Combining metabolomics and DNA sequencing could be the key to discovering new inborn errors of metabolism in children.
Jonathan James | | Longer Read
Although individually exceedingly rare, together inborn errors of metabolism (IEM) make up a sizeable portion of the broader spectrum of genetic disorders. Nevertheless, they remain underdiagnosed and undertreated (1). A multidisciplinary group based at the University of Texas Southwestern Medical Center in Dallas are working to improve our understanding of these diverse conditions. In a recent study, they combined genomic and metabolomic data to diagnose lipoyltransferase-1 deficiency (LIPT1D), an IEM characterized by abnormal brain development, seizures, and lactic acidosis (2). The team are optimistic that the new approach could provide the basis for more routine identification and treatment of IEMs.
“We’ve long known you can treat many IEMs if you pick up the underlying metabolic disturbance quickly,” says Ralph DeBerardinis, Professor of Pediatric Genetics and Metabolism at UT Southwestern and a co-author of the paper. Phenylketonuria (PKU), a well-known IEM, is characterized by a failure to metabolize phenylalanine, resulting in the accumulation of phenylalanine and related metabolites in blood and urine – abnormalities easily detected by laboratory testing (3).

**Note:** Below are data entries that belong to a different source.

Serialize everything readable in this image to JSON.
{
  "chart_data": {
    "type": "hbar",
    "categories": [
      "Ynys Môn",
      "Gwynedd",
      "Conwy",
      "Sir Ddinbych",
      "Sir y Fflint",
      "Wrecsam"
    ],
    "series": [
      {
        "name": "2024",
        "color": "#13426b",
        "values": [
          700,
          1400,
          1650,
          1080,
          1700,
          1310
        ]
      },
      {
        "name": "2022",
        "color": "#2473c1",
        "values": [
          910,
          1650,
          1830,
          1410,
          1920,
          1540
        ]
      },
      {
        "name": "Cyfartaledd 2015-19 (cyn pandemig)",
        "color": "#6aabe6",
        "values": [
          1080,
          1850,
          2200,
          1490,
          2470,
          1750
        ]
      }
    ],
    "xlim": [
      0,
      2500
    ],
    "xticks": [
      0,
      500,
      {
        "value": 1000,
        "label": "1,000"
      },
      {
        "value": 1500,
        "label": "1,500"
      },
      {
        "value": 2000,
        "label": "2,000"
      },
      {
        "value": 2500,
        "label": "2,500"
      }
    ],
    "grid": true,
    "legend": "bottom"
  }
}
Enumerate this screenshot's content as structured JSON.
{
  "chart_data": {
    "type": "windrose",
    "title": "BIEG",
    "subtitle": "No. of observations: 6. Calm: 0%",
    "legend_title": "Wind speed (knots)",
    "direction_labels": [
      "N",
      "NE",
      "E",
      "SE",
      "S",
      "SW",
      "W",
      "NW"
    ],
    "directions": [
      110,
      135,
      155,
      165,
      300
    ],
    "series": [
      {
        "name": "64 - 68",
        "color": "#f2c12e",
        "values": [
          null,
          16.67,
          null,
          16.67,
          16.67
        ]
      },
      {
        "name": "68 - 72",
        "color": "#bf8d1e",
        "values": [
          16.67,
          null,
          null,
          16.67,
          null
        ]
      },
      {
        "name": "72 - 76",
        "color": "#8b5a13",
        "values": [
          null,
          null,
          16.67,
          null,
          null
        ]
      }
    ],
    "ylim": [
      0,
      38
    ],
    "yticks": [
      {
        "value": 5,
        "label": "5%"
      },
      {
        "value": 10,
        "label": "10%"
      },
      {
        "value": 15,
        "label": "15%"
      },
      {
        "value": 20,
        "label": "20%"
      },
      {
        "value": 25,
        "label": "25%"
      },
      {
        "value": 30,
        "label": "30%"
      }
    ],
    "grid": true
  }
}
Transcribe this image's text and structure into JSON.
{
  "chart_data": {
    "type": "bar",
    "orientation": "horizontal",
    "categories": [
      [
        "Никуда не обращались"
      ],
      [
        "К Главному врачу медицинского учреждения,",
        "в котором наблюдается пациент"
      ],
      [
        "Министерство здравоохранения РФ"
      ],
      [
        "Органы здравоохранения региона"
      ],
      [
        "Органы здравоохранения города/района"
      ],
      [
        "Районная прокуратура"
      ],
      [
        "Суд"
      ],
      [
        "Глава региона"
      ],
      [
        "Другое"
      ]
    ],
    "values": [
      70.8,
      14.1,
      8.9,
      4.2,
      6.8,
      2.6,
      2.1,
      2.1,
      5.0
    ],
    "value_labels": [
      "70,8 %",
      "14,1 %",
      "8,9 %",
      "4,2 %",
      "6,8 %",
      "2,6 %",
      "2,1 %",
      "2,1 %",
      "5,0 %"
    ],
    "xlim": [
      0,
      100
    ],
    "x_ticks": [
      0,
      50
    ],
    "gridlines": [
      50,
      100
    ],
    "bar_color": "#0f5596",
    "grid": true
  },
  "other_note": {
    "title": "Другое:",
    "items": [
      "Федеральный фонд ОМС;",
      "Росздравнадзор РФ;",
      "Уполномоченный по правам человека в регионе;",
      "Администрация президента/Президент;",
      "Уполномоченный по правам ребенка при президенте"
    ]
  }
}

But many other diseases remain poorly characterized and much more difficult to pinpoint – something that DeBerardinis hopes to address with advanced techniques. “It has become apparent that applying broad profiling technology will allow us to understand metabolic disturbances at a more granular level, helping us to uncover these conditions and ultimately to develop new therapies,” he says (4).
Part of the problem is that current diagnostic approaches are narrow in scope. DeBerardinis certainly believes so; after all, even the most sophisticated clinical tests can only pick up a small fraction of potential markers. “You might be able to detect 50 biomarkers or so in a high-end laboratory,” says DeBerardinis. “But there are potentially thousands of detectable metabolites in the blood – each of which could be associated with a novel IEM.”
Could the combination of broad genomic and metabolomic profiling described by the group give a more holistic overview of a patient’s potential disease profile, and even provide clues on how to tackle the deficiency? The early evidence is promising – the team identified a variant in LIPT1, a gene that codes for the lipotransferase required for 2-ketoacid dehydrogenase (2KDH) function. They were able to associate the variant with abnormal levels of various lipids, amino acids, and organic acids. The result has given DeBerardinis and his team confidence that their approach has merit. “This kind of information, this characterization of metabolic anomalies, can help us start to think about disease treatment,” DeBerardinis says.
Of course, any abnormalities will have to be validated in patients – something DeBerardinis is quick to highlight: “We’ve already assessed the metabolic profile of around 500 patients suffering from an IEM,” he says. “Those include about 100 with known IEMs and many others with diseases that we believe are novel.” The results confirm something DeBerardinis has long suspected – that every person is metabolically unique, just as they are genetically unique. “This approach allows us to identify new connections on the metabolic chart and hopefully develop ways to compensate for metabolic defects in IEMs.”
There certainly seems to be plenty of reason for optimism, but DeBerardinis is keen to stress caution, at least for now. “We really need to know more about metabolic variability in the normal population first,” he says. To get that data, the team are looking further afield. “We have established collaborations with medical geneticists in Pakistan, where the frequency of undiagnosed IEMs is high. Because that population has remained relatively understudied, there’s opportunity for discoveries that will help us better understand and treat IEMs,” says DeBerardinis. And although that project only began a few months ago, progress is already being made. “We have around 150 samples so far – we’re very excited to see where the work takes us.”
- D Waters et al., “Global birth prevalence and mortality from inborn errors of metabolism: a systematic analysis of the evidence”, J Glob Health, 2, 021102 (2018). PMID: 30479748.
- M Ni et al., “Functional Assessment of Lipoyltransferase-1 Deficiency in Cells, Mice, and Humans”, Cell Rep, 30, 1376-1386 (2019). PMID: 31042466.
- NA Hafid, J Christodoulou, “Phenylketonuria: a review of current and future treatments”, Transl Pediatr, 4, 304-317 (2015). PMID: 26835392.
- A Tebani et al., “Clinical Metabolomics: The New Metabolic Window for Inborn Errors of Metabolism Investigations in the Post-Genomic Era”, Int J Mol Sci, 17, 1167 (2016). PMID: 27447622.